Specifically, the fact that he's got no penis. Yep, we're going to talk about that.
Here's this character who has obvious issues about his appearance in pretty much all of the various Fantastic Four iterations. He's dealt with depression, self-loathing, and feelings of inadequacy. We have this character who is known for having a love life, despite his physical appearance making him feel like a hideous monster who no one wants to be around. They took this character and decided to take away what even the worst comic writers always left him with: his dick. Ben Grimm is a eunuch in this film. If that wasn't enough though, they also turned his battle cry, a phrase that comic fans have often said aloud as if hoping to channel the ever-lovin' blue-eyed Thing's own strength, into a terrible symbol of abuse. His older brother, his abuser, says this before beating him up. Sweet sufferin' fuck, why would you do that? All it does is make it make no sense as to why Ben would say it! Every single time he says it could hinder his effectiveness in a fight due to the traumatic memories it would likely stir up. But Ben isn't alone, because they really fucked over another character here severely.

"Doom is having a not-so-fresh feeling."
That is not Dr. Doom. That is not a proper villain. No, what that is is a creepy asshole who is lusting after a woman who has no interest and then he ends up having his completely non-metallic suit melted to his body. Yeah, he's not wearing armour at all there. That's a melted fucking spacesuit.

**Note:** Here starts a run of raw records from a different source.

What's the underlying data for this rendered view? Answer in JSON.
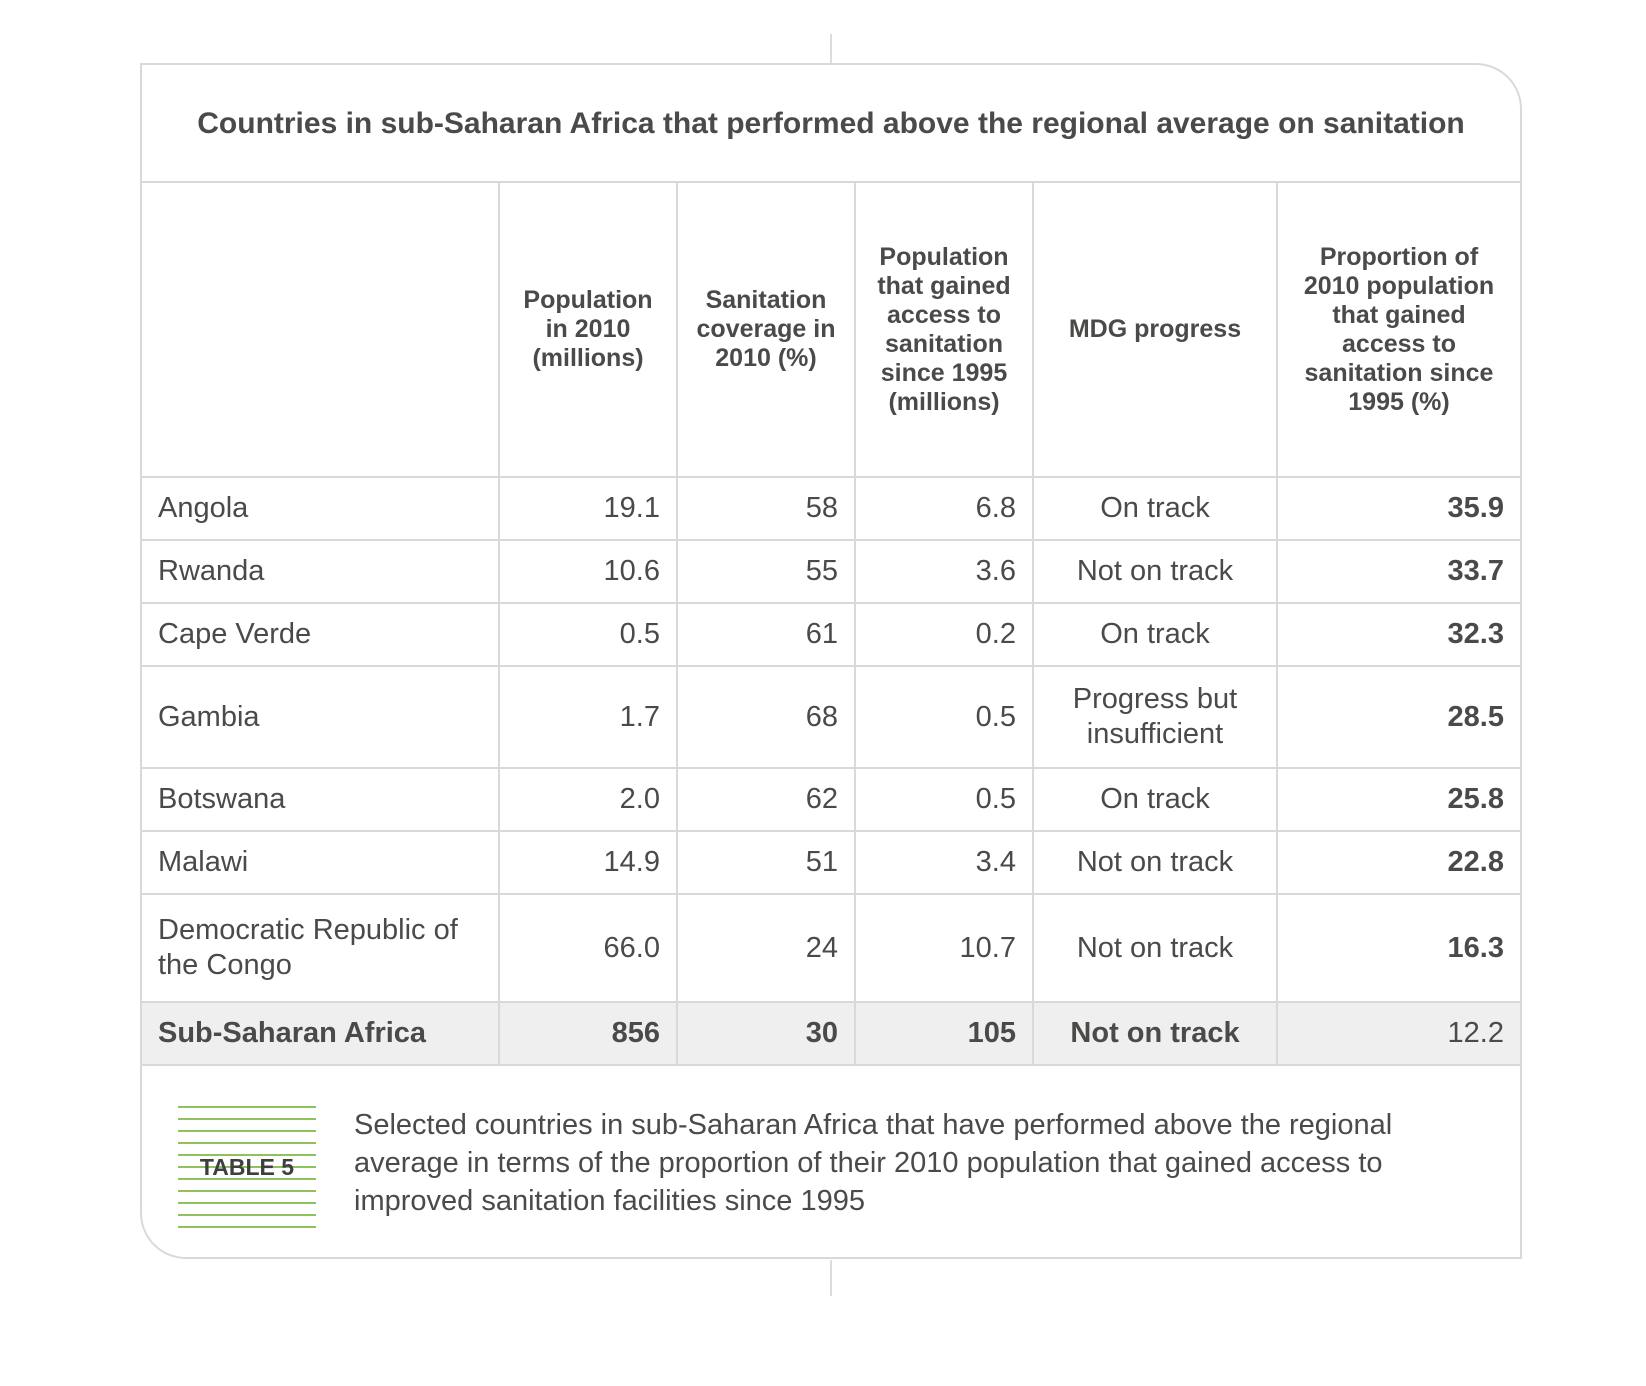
{
  "title": "Countries in sub-Saharan Africa that performed above the regional average on sanitation",
  "columns": [
    "",
    "Population in 2010 (millions)",
    "Sanitation coverage in 2010 (%)",
    "Population that gained access to sanitation since 1995 (millions)",
    "MDG progress",
    "Proportion of 2010 population that gained access to sanitation since 1995 (%)"
  ],
  "rows": [
    {
      "country": "Angola",
      "population_2010": "19.1",
      "coverage_2010": "58",
      "gained_access": "6.8",
      "mdg_progress": "On track",
      "proportion": "35.9"
    },
    {
      "country": "Rwanda",
      "population_2010": "10.6",
      "coverage_2010": "55",
      "gained_access": "3.6",
      "mdg_progress": "Not on track",
      "proportion": "33.7"
    },
    {
      "country": "Cape Verde",
      "population_2010": "0.5",
      "coverage_2010": "61",
      "gained_access": "0.2",
      "mdg_progress": "On track",
      "proportion": "32.3"
    },
    {
      "country": "Gambia",
      "population_2010": "1.7",
      "coverage_2010": "68",
      "gained_access": "0.5",
      "mdg_progress": "Progress but insufficient",
      "proportion": "28.5"
    },
    {
      "country": "Botswana",
      "population_2010": "2.0",
      "coverage_2010": "62",
      "gained_access": "0.5",
      "mdg_progress": "On track",
      "proportion": "25.8"
    },
    {
      "country": "Malawi",
      "population_2010": "14.9",
      "coverage_2010": "51",
      "gained_access": "3.4",
      "mdg_progress": "Not on track",
      "proportion": "22.8"
    },
    {
      "country": "Democratic Republic of the Congo",
      "population_2010": "66.0",
      "coverage_2010": "24",
      "gained_access": "10.7",
      "mdg_progress": "Not on track",
      "proportion": "16.3"
    }
  ],
  "total": {
    "country": "Sub-Saharan Africa",
    "population_2010": "856",
    "coverage_2010": "30",
    "gained_access": "105",
    "mdg_progress": "Not on track",
    "proportion": "12.2"
  },
  "caption": {
    "badge": "TABLE 5",
    "text": "Selected countries in sub-Saharan Africa that have performed above the regional average in terms of the proportion of their 2010 population that gained access to improved sanitation facilities since 1995"
  },
  "colors": {
    "border": "#d9d9d9",
    "text": "#4a4a48",
    "total_row_bg": "#efefef",
    "badge_lines": "#8fc15d"
  }
}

In the source material, Doom was an egotistical man who took over a country, learned sorcery, and built a fucking suit of hi-tech armour capable of taking on all comers. He's a man who stands above most villains as one of the single biggest threats ever and he does this using nothing but his own hard-earned skills. He didn't get powers from magical glowing ooze that TCBI dumped into the Negative Zone. This movie takes one of the greatest villains in fictional history and turns him into a shitty Tetsuo rip-off in a goofy looking scab-suit. They turned Dr. Doom into a walking scab. I can't get over that. It's insulting to the creators of the character, the fans, and to the character himself. And, for me, it was the final nail in the coffin that is this failure of a film.

It should be buried in the same deep dark hole as Kate Mara's annoyingly obvious wig.
As a film it doesn't work because the characters just aren't likeable in the least. Reed has a few moments where he seems alright, but those immediately get erased when he runs off to save his own ass. None of the actors felt right for their roles, the writing was largely uninspired, and the sudden shift the film has into horror territory completely sticks out as tone deaf for what this movie is supposed to be: a superhero movie. This movie has proven that 20th Century Fox really has no idea what to do with these characters and it is this writer's hope that they will do the only smart thing, which is to sell the rights back to Disney/Marvel Studios. Fox can keep the X-Men, but they need to let the Fantastic Four go, because this is just getting sad to see. I cannot in good conscience recommend this film, as it is a miserable experience that wastes all potential it may have had with the talent present. And if this movie is a reflection of Josh Trank's ability to try and do something after Chronicle, then I dread seeing his next film. So, until Dr. Doom shows up in our reality to vapourize the executives at 20th Century Fox for dishonouring his legacy in such a manner, I'll be here debating whether or not I should give myself a concussion to forget this trainwreck. Later days, bleeders.

"We'll be back in the sequel that is never getting made! See you in the bargain bins, folks!"


  1. Great review, Brian! just sounds awful. I almost want to see it just to see HOW awful.